February 1, 2011

Getting the Signal: 37signals Chicago Office

Employees at 37signals, a Chicago software-development company, have the option to work at home full-time, and most elected to do so—until the company moved. “Most people come into the office every day now,” president Jason Fried says. He attributes that revolution to the meticulously planned, highly refined design by Brininstool, Kerwin & Lynch.

Getting the Signal

“Their work is very thoughtful,” Fried continues. “And our own work is all about paying attention to the small stuff.” This shared set of values resulted in a 10,000-square-foot loft workplace that, on the one hand, strives to be free of clutter and distractions but, on the other, is filled with tactile materials that counterbalance the virtual nature of the company’s on-line products. “The space is all about focus, so they can do their best work,” Brad Lynch says.

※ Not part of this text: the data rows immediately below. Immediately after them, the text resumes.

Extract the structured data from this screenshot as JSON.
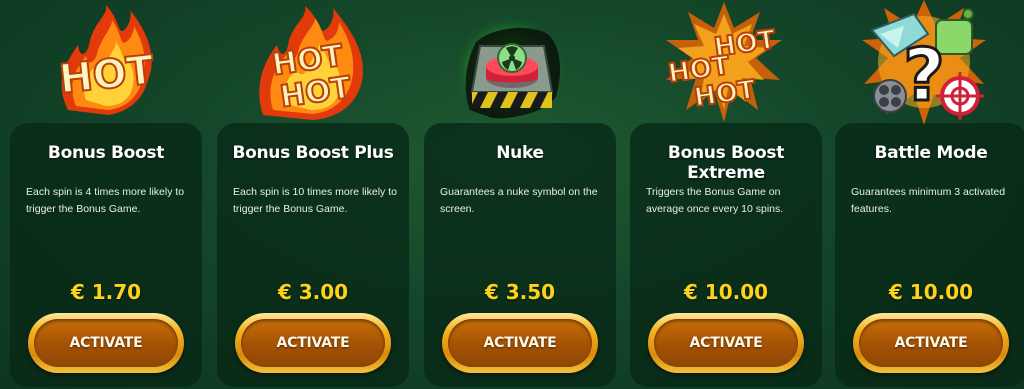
{
  "currency_symbol": "€",
  "button_label": "ACTIVATE",
  "cards": [
    {
      "title": "Bonus Boost",
      "description": "Each spin is 4 times more likely to trigger the Bonus Game.",
      "price": "€ 1.70",
      "icon": "hot-fire-icon"
    },
    {
      "title": "Bonus Boost Plus",
      "description": "Each spin is 10 times more likely to trigger the Bonus Game.",
      "price": "€ 3.00",
      "icon": "hot-hot-fire-icon"
    },
    {
      "title": "Nuke",
      "description": "Guarantees a nuke symbol on the screen.",
      "price": "€ 3.50",
      "icon": "nuke-button-icon"
    },
    {
      "title": "Bonus Boost Extreme",
      "description": "Triggers the Bonus Game on average once every 10 spins.",
      "price": "€ 10.00",
      "icon": "hot-hot-hot-explosion-icon"
    },
    {
      "title": "Battle Mode",
      "description": "Guarantees minimum 3 activated features.",
      "price": "€ 10.00",
      "icon": "battle-mode-question-icon"
    }
  ],
  "hot_text": "HOT",
  "colors": {
    "background": "#14472a",
    "card": "#08281a",
    "price": "#ffd21a",
    "button_gold": "#f4b21e",
    "button_inner": "#a35205",
    "fire": "#ff6a00",
    "nuke_glow": "#39ff3a"
  }
}
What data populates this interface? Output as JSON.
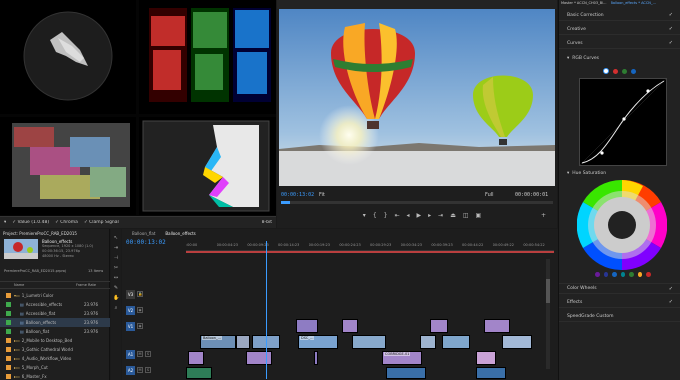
{
  "scopes": {
    "bar": {
      "zoom": "8-bit",
      "values": [
        "✓ Value (1.0.48)",
        "✓ Chroma",
        "✓ Clamp Signal"
      ],
      "bit_depth": "8-bit"
    }
  },
  "program": {
    "tab": "Program: ...",
    "timecode": "00:00:13:02",
    "fit": "Fit",
    "quality": "Full",
    "duration": "00:00:00:01"
  },
  "lumetri": {
    "header_left": "Master * ACCN_CH03_Bl...",
    "header_right": "Balloon_effects * ACCN_...",
    "sections": [
      {
        "label": "Basic Correction",
        "check": "✓"
      },
      {
        "label": "Creative",
        "check": "✓"
      },
      {
        "label": "Curves",
        "check": "✓"
      },
      {
        "label": "RGB Curves",
        "check": ""
      }
    ],
    "hue_label": "Hue Saturation",
    "bottom_sections": [
      {
        "label": "Color Wheels",
        "check": "✓"
      },
      {
        "label": "Effects",
        "check": "✓"
      },
      {
        "label": "SpeedGrade Custom",
        "check": ""
      }
    ],
    "colors": {
      "white": "#ffffff",
      "red": "#d32f2f",
      "green": "#2e7d32",
      "blue": "#1565c0"
    }
  },
  "project": {
    "title": "Project: PremiereProCC_RAB_ED2015",
    "thumb_title": "Balloon_effects",
    "thumb_info_1": "Sequence, 1920 x 1080 (1.0)",
    "thumb_info_2": "00:00:36:15, 23.976p",
    "thumb_info_3": "48000 Hz - Stereo",
    "file": "PremiereProCC_RAB_ED2015.prproj",
    "count": "13 Items",
    "col_name": "Name",
    "col_rate": "Frame Rate",
    "rows": [
      {
        "name": "1_Lumetri Color",
        "rate": "",
        "color": "#e89c3a",
        "indent": 0,
        "open": true
      },
      {
        "name": "Accessible_effects",
        "rate": "23.976",
        "color": "#3faa4d",
        "indent": 1
      },
      {
        "name": "Accessible_flat",
        "rate": "23.976",
        "color": "#3faa4d",
        "indent": 1
      },
      {
        "name": "Balloon_effects",
        "rate": "23.976",
        "color": "#3faa4d",
        "indent": 1
      },
      {
        "name": "Balloon_flat",
        "rate": "23.976",
        "color": "#3faa4d",
        "indent": 1
      },
      {
        "name": "2_Mobile to Desktop_Bed",
        "rate": "",
        "color": "#e89c3a",
        "indent": 0
      },
      {
        "name": "3_Gothic Cathedral World",
        "rate": "",
        "color": "#e89c3a",
        "indent": 0
      },
      {
        "name": "4_Audio_Workflow_Video",
        "rate": "",
        "color": "#e89c3a",
        "indent": 0
      },
      {
        "name": "5_Morph_Cut",
        "rate": "",
        "color": "#e89c3a",
        "indent": 0
      },
      {
        "name": "6_Master_Fx",
        "rate": "",
        "color": "#e89c3a",
        "indent": 0
      }
    ]
  },
  "timeline": {
    "tab_1": "Balloon_flat",
    "tab_2": "Balloon_effects",
    "timecode": "00:00:13:02",
    "ruler": [
      ":00:00",
      "00:00:04:23",
      "00:00:09:23",
      "00:00:14:23",
      "00:00:19:23",
      "00:00:24:23",
      "00:00:29:23",
      "00:00:34:23",
      "00:00:39:23",
      "00:00:44:22",
      "00:00:49:22",
      "00:00:54:22"
    ],
    "tracks": [
      "V3",
      "V2",
      "V1",
      "A1",
      "A2"
    ],
    "clips_v2": [
      "wingsuit_01",
      "DSC_0109",
      "Balloon"
    ],
    "clip_labels": [
      "Balloon_...",
      "DSC_...",
      "COBRIDGE-01"
    ]
  }
}
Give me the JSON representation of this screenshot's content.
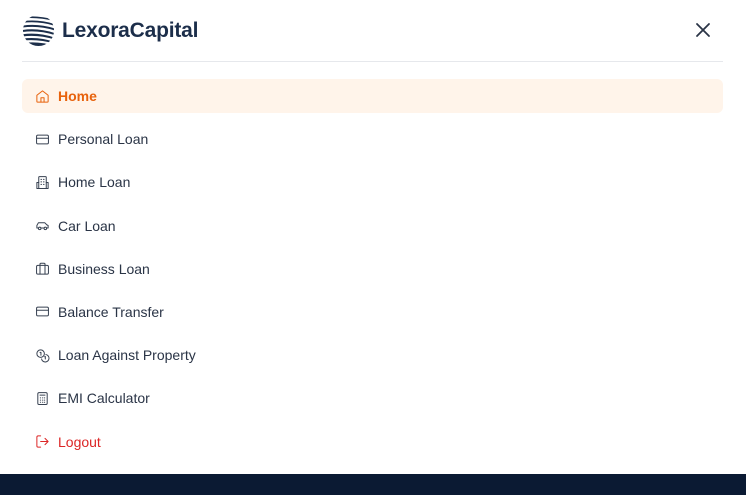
{
  "header": {
    "brand": "LexoraCapital",
    "logo_icon": "striped-globe-logo",
    "close_icon": "close-icon"
  },
  "menu": {
    "active_color": "#e8620c",
    "active_background": "#fff4ea",
    "logout_color": "#dc2626",
    "items": [
      {
        "label": "Home",
        "icon": "home-icon",
        "active": true
      },
      {
        "label": "Personal Loan",
        "icon": "credit-card-icon"
      },
      {
        "label": "Home Loan",
        "icon": "building-icon"
      },
      {
        "label": "Car Loan",
        "icon": "car-icon"
      },
      {
        "label": "Business Loan",
        "icon": "briefcase-icon"
      },
      {
        "label": "Balance Transfer",
        "icon": "credit-card-icon"
      },
      {
        "label": "Loan Against Property",
        "icon": "coins-icon"
      },
      {
        "label": "EMI Calculator",
        "icon": "calculator-icon"
      },
      {
        "label": "Logout",
        "icon": "logout-icon"
      }
    ]
  },
  "footer": {
    "background": "#0b1a33"
  }
}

Most of that work takes place in an office area with oak-topped workstations and red-and-gray striated carpet tile. The other two zones are reception, which includes the walnut-floored lunchroom-lounge, and a freestanding volume containing five meeting rooms. On the outside, this volume is partially clad in sound-absorbing gray wool felt stacked in strips, like the ends of a blackboard eraser, and some of the walls inside are surfaced in actual blackboard. Considerably more grown-up is the furniture, a mix of such mid-century classics as chairs by Charles and Ray Eames and Harry Bertoia, sofas by Florence Knoll, and benches by Chicago’s own Ludwig Mies van der Rohe.